War is brutal. It is never a pleasant experience for the military participants.  Witnessing the killing and maiming of one’s comrades must leave marks on a soldier for as long as he or she lives.  The killing and wounding of opposing military personnel must take an equal or greater toll on the personality and psychological well-being of the perpetrator even if what is done is carried out in a moment of on-the-spot self-defence.

But the indiscriminate bombing (and in this case obliteration) of an entire city population can never be justified. Seventy years on the dropping of the atomic bombs on Hiroshima and Nagasaki must still rank high among the bloodiest and ugliest acts of cruelty in mankind’s long and tragic history of war and conflict.

Two Japanese cities and their people were transformed in two instants of unprecedented horror into clouds of choking dust. Hundreds of thousands of people who happened to be in places more remote from the initial blasts endured long painful illnesses. Many faced slow and difficult deaths caused by the radiation effects of the world’s first (and mercifully only) wartime use of nuclear weapons.

Hiroshima and Nagasaki are not proud moments in the history of the United States or the world.

The 70th anniversary of this outrage should cause us all to press for the elimination of weapons of mass destruction.  We have more than enough weapons and fire power for hand to hand combat than society should ever need.  The leaders of modern warfare never take part in the bloody action on the ground.

The Hiroshima anniversary is also a reminder of the horrors that can be unleased when our technology advances beyond our sense of morality.  Today the power to kill can be delegated to programmable machines.  Drones are already in use delivering payload of destruction under the control of people at computer screens far remote from the target zone and for whom the manipulation of these devices is little more than the equivalent of a video game.  The controller sees nothing but a flash.  He or she does not hear the explosion, does not see the pain on the faces of the unfortunate recipients of this fire from the sky.

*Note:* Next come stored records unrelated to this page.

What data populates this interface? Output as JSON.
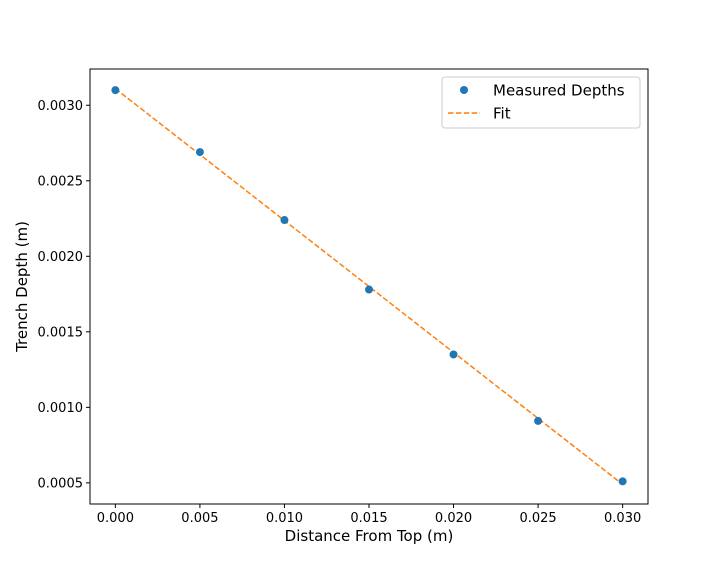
{
  "chart_data": {
    "type": "line",
    "title": "",
    "xlabel": "Distance From Top (m)",
    "ylabel": "Trench Depth (m)",
    "xlim": [
      -0.0015,
      0.0315
    ],
    "ylim": [
      0.00036,
      0.00324
    ],
    "xticks": [
      0.0,
      0.005,
      0.01,
      0.015,
      0.02,
      0.025,
      0.03
    ],
    "xtick_labels": [
      "0.000",
      "0.005",
      "0.010",
      "0.015",
      "0.020",
      "0.025",
      "0.030"
    ],
    "yticks": [
      0.0005,
      0.001,
      0.0015,
      0.002,
      0.0025,
      0.003
    ],
    "ytick_labels": [
      "0.0005",
      "0.0010",
      "0.0015",
      "0.0020",
      "0.0025",
      "0.0030"
    ],
    "grid": false,
    "legend": {
      "position": "top-right",
      "entries": [
        "Measured Depths",
        "Fit"
      ]
    },
    "series": [
      {
        "name": "Measured Depths",
        "kind": "scatter",
        "color": "#1f77b4",
        "x": [
          0.0,
          0.005,
          0.01,
          0.015,
          0.02,
          0.025,
          0.03
        ],
        "y": [
          0.0031,
          0.00269,
          0.00224,
          0.00178,
          0.00135,
          0.00091,
          0.00051
        ]
      },
      {
        "name": "Fit",
        "kind": "line",
        "style": "dashed",
        "color": "#ff7f0e",
        "x": [
          0.0,
          0.03
        ],
        "y": [
          0.00311,
          0.00049
        ]
      }
    ]
  }
}
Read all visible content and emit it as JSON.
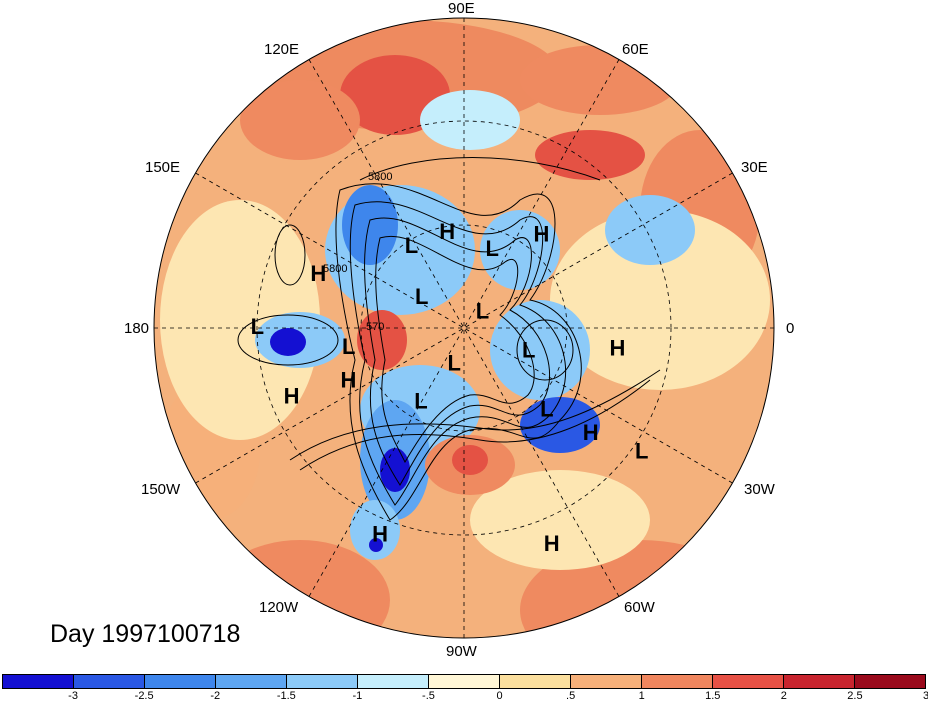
{
  "title": "Day 1997100718",
  "longitude_labels": {
    "n90e": "90E",
    "n120e": "120E",
    "n60e": "60E",
    "n150e": "150E",
    "n30e": "30E",
    "n180": "180",
    "n0": "0",
    "n150w": "150W",
    "n30w": "30W",
    "n120w": "120W",
    "n60w": "60W",
    "n90w": "90W"
  },
  "pressure_systems": [
    {
      "type": "H",
      "lon": 100,
      "lat": 62
    },
    {
      "type": "H",
      "lon": 50,
      "lat": 55
    },
    {
      "type": "H",
      "lon": 160,
      "lat": 45
    },
    {
      "type": "H",
      "lon": -8,
      "lat": 45
    },
    {
      "type": "H",
      "lon": -158,
      "lat": 36
    },
    {
      "type": "H",
      "lon": -155,
      "lat": 53
    },
    {
      "type": "H",
      "lon": -40,
      "lat": 42
    },
    {
      "type": "H",
      "lon": -112,
      "lat": 25
    },
    {
      "type": "H",
      "lon": -68,
      "lat": 22
    },
    {
      "type": "L",
      "lon": 123,
      "lat": 62
    },
    {
      "type": "L",
      "lon": 70,
      "lat": 66
    },
    {
      "type": "L",
      "lon": -170,
      "lat": 56
    },
    {
      "type": "L",
      "lon": 145,
      "lat": 75
    },
    {
      "type": "L",
      "lon": 40,
      "lat": 83
    },
    {
      "type": "L",
      "lon": -20,
      "lat": 70
    },
    {
      "type": "L",
      "lon": -120,
      "lat": 65
    },
    {
      "type": "L",
      "lon": -105,
      "lat": 79
    },
    {
      "type": "L",
      "lon": -45,
      "lat": 56
    },
    {
      "type": "L",
      "lon": -35,
      "lat": 27
    },
    {
      "type": "L",
      "lon": -180,
      "lat": 30
    }
  ],
  "contour_labels": [
    "5800",
    "5800",
    "570"
  ],
  "colorbar": {
    "colors": [
      "#1410d2",
      "#2a58e4",
      "#3e86ec",
      "#5ea6f2",
      "#8ccaf8",
      "#c5eefc",
      "#fff6d6",
      "#fbdf9e",
      "#f6b07a",
      "#f0865e",
      "#e75145",
      "#c8242e",
      "#9a0a1c"
    ],
    "ticks": [
      "-3",
      "-2.5",
      "-2",
      "-1.5",
      "-1",
      "-.5",
      "0",
      ".5",
      "1",
      "1.5",
      "2",
      "2.5",
      "3"
    ]
  }
}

Today more than ever we need to heed the call of John F. Kennedy in his inaugural speech when he addressed, as he put it, “those nations who would make themselves our adversary”:

“Let both sides explore what problems unite us instead of belaboring those problems which divide us.

Let both sides, for the first time, formulate serious and precise proposals for the inspection and control of arms and bring the absolute power to destroy other nations under the absolute control of all nations.

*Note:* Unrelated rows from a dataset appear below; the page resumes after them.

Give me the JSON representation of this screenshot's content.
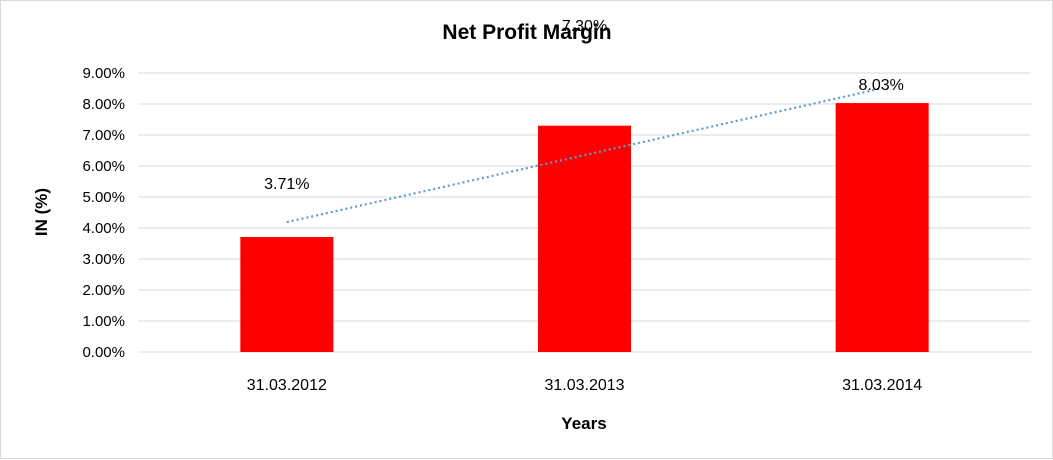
{
  "chart_data": {
    "type": "bar",
    "title": "Net Profit Margin",
    "xlabel": "Years",
    "ylabel": "IN (%)",
    "categories": [
      "31.03.2012",
      "31.03.2013",
      "31.03.2014"
    ],
    "values": [
      3.71,
      7.3,
      8.03
    ],
    "data_labels": [
      "3.71%",
      "7.30%",
      "8.03%"
    ],
    "ylim": [
      0,
      9
    ],
    "y_ticks": [
      0,
      1,
      2,
      3,
      4,
      5,
      6,
      7,
      8,
      9
    ],
    "y_tick_labels": [
      "0.00%",
      "1.00%",
      "2.00%",
      "3.00%",
      "4.00%",
      "5.00%",
      "6.00%",
      "7.00%",
      "8.00%",
      "9.00%"
    ],
    "grid": true,
    "legend": "none",
    "trendline": {
      "type": "linear",
      "style": "dotted",
      "start": 4.19,
      "end": 8.51
    },
    "colors": {
      "bar": "#ff0000",
      "trendline": "#5b9bd5",
      "grid": "#d9d9d9"
    }
  }
}
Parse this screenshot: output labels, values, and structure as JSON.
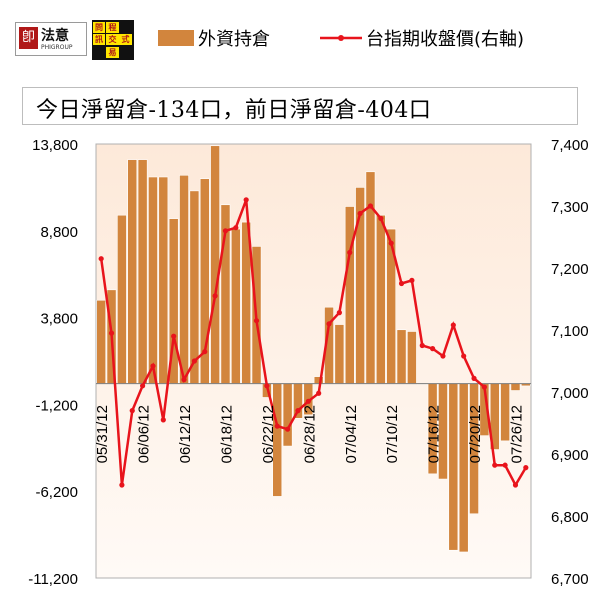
{
  "header": {
    "logo1_text": "法意",
    "logo1_mark": "卽",
    "logo1_sub": "PHIGROUP",
    "logo2_chars": [
      "程",
      "式",
      "交",
      "易",
      "問",
      "訊"
    ]
  },
  "summary_text": "今日淨留倉-134口，前日淨留倉-404口",
  "chart_data": {
    "type": "bar+line",
    "legend": [
      {
        "name": "外資持倉",
        "kind": "bar",
        "color": "#d2853d"
      },
      {
        "name": "台指期收盤價(右軸)",
        "kind": "line",
        "color": "#e8141c"
      }
    ],
    "left_axis": {
      "ticks": [
        "13,800",
        "8,800",
        "3,800",
        "-1,200",
        "-6,200",
        "-11,200"
      ],
      "ylim": [
        -11200,
        13800
      ]
    },
    "right_axis": {
      "ticks": [
        "7,400",
        "7,300",
        "7,200",
        "7,100",
        "7,000",
        "6,900",
        "6,800",
        "6,700"
      ],
      "ylim": [
        6700,
        7400
      ]
    },
    "x_tick_labels": [
      "05/31/12",
      "06/06/12",
      "06/12/12",
      "06/18/12",
      "06/22/12",
      "06/28/12",
      "07/04/12",
      "07/10/12",
      "07/16/12",
      "07/20/12",
      "07/26/12"
    ],
    "x_tick_index": [
      0,
      4,
      8,
      12,
      16,
      20,
      24,
      28,
      32,
      36,
      40
    ],
    "bars": [
      4800,
      5400,
      9700,
      12900,
      12900,
      11900,
      11900,
      9500,
      12000,
      11100,
      11800,
      13700,
      10300,
      8900,
      9300,
      7900,
      -800,
      -6500,
      -3600,
      -2000,
      -1800,
      400,
      4400,
      3400,
      10200,
      11300,
      12200,
      9700,
      8900,
      3100,
      3000,
      0,
      -5200,
      -5500,
      -9600,
      -9700,
      -7500,
      -3000,
      -3800,
      -3300,
      -400,
      -134
    ],
    "prices": [
      7215,
      7095,
      6850,
      6970,
      7010,
      7042,
      6955,
      7090,
      7020,
      7050,
      7065,
      7155,
      7260,
      7265,
      7310,
      7115,
      7010,
      6945,
      6940,
      6970,
      6985,
      6998,
      7110,
      7128,
      7225,
      7288,
      7300,
      7280,
      7240,
      7175,
      7180,
      7075,
      7070,
      7058,
      7108,
      7058,
      7022,
      7008,
      6882,
      6882,
      6850,
      6878
    ],
    "grid": false,
    "legend_position": "top"
  }
}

Let both sides seek to invoke the wonders of science instead of its terrors. Together let us explore the stars, conquer the deserts, eradicate disease, tap the ocean depths and encourage the arts and commerce.”

The earth today faces unparalleled challenges which affect the future of every man woman and child born and to be born on the planet.  Can we work together to face this common threat and concentrate our resources and imagination in ways which will enhance life for everyone?

Can we all work to finally bring into reality the words of Isaiah “They shall beat their swords into plowshares, and their spears into pruning hooks: nation shall not lift up sword against nation, neither shall they learn war any more.”

Tony – 6 August 2015

PS: since publishing the above I have seen on Netflix the BBC TV movie Hiroshima (available on Netflix) and featuring harrowing descriptions by some survivors of the dreadful Hiroshima event.